Sort is difficult in parallel programming because things get more complex when adding the following objectives:

  • keeping the hardware busy 
  • Limiting branch divergence
  • Coalescing memory access

Odd-Even Sort (brick sort), parallel version of bubble sort:

Start with an array of elements comparing odds and evens with different polarity each iteration. The elements are swapped if they are out of order.

Step complexity: O(n), Work Complexity: O(n^2)

Merge Sort

Divide and conquer approach, ideal for GPUs.

Merging two sort lists together, n sorted, n/2 sorted, n/4 sorted…

Step complexity: O(log n), Work complexity: O(n log n)

General implementations use a different sort to get to 1024 chunk sorted lists.

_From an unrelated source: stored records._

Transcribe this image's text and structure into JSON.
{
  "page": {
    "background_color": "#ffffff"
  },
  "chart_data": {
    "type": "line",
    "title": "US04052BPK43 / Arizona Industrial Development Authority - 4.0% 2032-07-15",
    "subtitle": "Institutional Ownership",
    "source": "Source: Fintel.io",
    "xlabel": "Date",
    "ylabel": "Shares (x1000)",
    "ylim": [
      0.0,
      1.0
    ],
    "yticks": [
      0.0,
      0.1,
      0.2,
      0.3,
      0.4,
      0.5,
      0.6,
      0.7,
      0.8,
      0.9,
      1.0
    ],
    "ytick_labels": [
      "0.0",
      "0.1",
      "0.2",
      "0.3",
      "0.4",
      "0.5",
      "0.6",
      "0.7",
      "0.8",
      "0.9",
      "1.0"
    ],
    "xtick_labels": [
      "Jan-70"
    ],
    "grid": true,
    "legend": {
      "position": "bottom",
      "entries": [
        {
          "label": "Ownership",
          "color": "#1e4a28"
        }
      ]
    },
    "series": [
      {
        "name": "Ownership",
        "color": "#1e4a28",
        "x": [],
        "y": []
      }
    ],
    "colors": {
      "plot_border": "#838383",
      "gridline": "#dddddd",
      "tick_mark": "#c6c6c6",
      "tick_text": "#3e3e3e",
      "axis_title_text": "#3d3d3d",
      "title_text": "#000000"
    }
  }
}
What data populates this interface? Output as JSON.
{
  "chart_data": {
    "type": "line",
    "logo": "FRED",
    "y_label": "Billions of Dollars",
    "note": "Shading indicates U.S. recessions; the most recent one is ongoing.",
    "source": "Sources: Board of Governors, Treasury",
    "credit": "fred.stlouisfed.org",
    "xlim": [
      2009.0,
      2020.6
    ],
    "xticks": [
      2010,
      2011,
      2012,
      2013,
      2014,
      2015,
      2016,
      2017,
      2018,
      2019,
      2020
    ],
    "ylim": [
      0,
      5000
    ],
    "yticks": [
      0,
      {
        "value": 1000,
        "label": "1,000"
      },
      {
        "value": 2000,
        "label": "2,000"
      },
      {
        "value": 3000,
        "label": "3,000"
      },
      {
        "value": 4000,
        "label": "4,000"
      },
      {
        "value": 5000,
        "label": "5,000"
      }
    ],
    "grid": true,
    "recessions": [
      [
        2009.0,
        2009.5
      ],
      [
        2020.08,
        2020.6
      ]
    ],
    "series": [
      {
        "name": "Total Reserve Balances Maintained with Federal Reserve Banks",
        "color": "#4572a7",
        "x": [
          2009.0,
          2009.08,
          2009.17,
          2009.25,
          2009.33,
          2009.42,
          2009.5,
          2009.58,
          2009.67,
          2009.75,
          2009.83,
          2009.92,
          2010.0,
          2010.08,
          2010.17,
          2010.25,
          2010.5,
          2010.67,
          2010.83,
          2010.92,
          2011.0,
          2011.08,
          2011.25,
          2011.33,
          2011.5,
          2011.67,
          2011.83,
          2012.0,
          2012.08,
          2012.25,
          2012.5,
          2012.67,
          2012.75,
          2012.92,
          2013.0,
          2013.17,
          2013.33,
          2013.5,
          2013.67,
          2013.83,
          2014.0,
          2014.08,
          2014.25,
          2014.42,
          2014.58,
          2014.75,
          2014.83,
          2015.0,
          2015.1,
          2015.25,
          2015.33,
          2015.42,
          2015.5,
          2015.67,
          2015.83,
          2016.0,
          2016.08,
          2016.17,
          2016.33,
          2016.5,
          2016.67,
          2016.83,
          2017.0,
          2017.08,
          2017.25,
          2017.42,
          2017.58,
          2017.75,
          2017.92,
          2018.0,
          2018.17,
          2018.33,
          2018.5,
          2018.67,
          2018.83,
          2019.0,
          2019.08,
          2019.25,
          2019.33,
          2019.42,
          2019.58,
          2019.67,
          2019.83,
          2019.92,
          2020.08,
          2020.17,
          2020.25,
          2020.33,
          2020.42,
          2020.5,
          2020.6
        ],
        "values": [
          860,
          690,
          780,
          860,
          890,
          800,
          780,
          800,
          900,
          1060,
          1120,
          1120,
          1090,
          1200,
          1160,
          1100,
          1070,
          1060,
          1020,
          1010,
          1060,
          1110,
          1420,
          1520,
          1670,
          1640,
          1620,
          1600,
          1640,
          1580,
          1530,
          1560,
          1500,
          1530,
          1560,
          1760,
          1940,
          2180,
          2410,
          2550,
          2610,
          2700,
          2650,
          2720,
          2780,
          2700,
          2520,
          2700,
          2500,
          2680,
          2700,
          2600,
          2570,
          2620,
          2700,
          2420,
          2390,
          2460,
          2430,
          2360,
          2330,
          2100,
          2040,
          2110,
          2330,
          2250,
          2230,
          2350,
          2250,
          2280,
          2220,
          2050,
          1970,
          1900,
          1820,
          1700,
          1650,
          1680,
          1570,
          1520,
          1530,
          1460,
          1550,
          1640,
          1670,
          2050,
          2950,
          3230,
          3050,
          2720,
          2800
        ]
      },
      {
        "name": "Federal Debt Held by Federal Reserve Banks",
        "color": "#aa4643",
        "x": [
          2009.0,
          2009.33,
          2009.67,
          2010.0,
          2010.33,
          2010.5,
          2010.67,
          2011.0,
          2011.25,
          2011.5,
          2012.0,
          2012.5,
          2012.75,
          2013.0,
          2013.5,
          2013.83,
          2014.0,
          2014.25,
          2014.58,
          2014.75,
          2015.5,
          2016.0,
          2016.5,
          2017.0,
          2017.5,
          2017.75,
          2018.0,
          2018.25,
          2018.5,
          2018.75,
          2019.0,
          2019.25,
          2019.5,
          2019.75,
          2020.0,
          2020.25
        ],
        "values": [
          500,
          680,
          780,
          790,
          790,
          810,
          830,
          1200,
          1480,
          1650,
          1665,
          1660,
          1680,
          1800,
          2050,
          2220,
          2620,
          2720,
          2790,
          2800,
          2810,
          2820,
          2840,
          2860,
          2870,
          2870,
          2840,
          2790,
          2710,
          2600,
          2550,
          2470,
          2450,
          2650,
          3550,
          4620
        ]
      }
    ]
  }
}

Merging 2 sorted can be done in parallel, remembering compact.

How parallel merge works:

  1. With 2 sorted arrays launch a thread for every element in each array. The goal of each thread is to calculate the position of its element in the final list.
  2. Thread calculates it position in its own list, its index…
  3. Calculate its position in the other array -> Binary search 🙁 every thread does a binary search on the other array.
The different stages of merge sort require different algorithms to get the most out of hardware
The different stages of merge sort require different algorithms to get the most out of hardware

When we get to the top of the merge tree, allocating one huge task to only 1 streaming multiprocessor [SM] means that there will be however many other SMs we have sitting idle. So we want one merge to be spread across multiple SMs.

How do we make sub tasks? Spliters. The logic does not seem to complex but I will review the section on it below:

 

Moving away from the merge sort, a new approach was explored – Sorting networks. This is a form of oblivious algorithms, ie an algorithm that does the same thing all the time. This enables high level of parallelism.

Bitonic sequences Work complexity: (n log n^2), however step complexity

All scenarios take the same amount of time, the algorithm is oblivious! If input set are small enough to fit into shared memory then sorting networks are generally good performers.

The best performing algorithm on GPUs is Radix sort – the steps for radix sort on integers is:

  1. Start with the least significant bit of the integer
  2. split input into 2 sets, 1s and 0s – (Compact – see part 1)
  3. Proceed to next LSB and repeat’

Step complexity O(kn) where k is bits in representation and n is number of elements to sort.

The final sort algorithms discussed were Quicksort and Key Value sort. Quicksort requires recursion and the control structure is quite difficult to implement.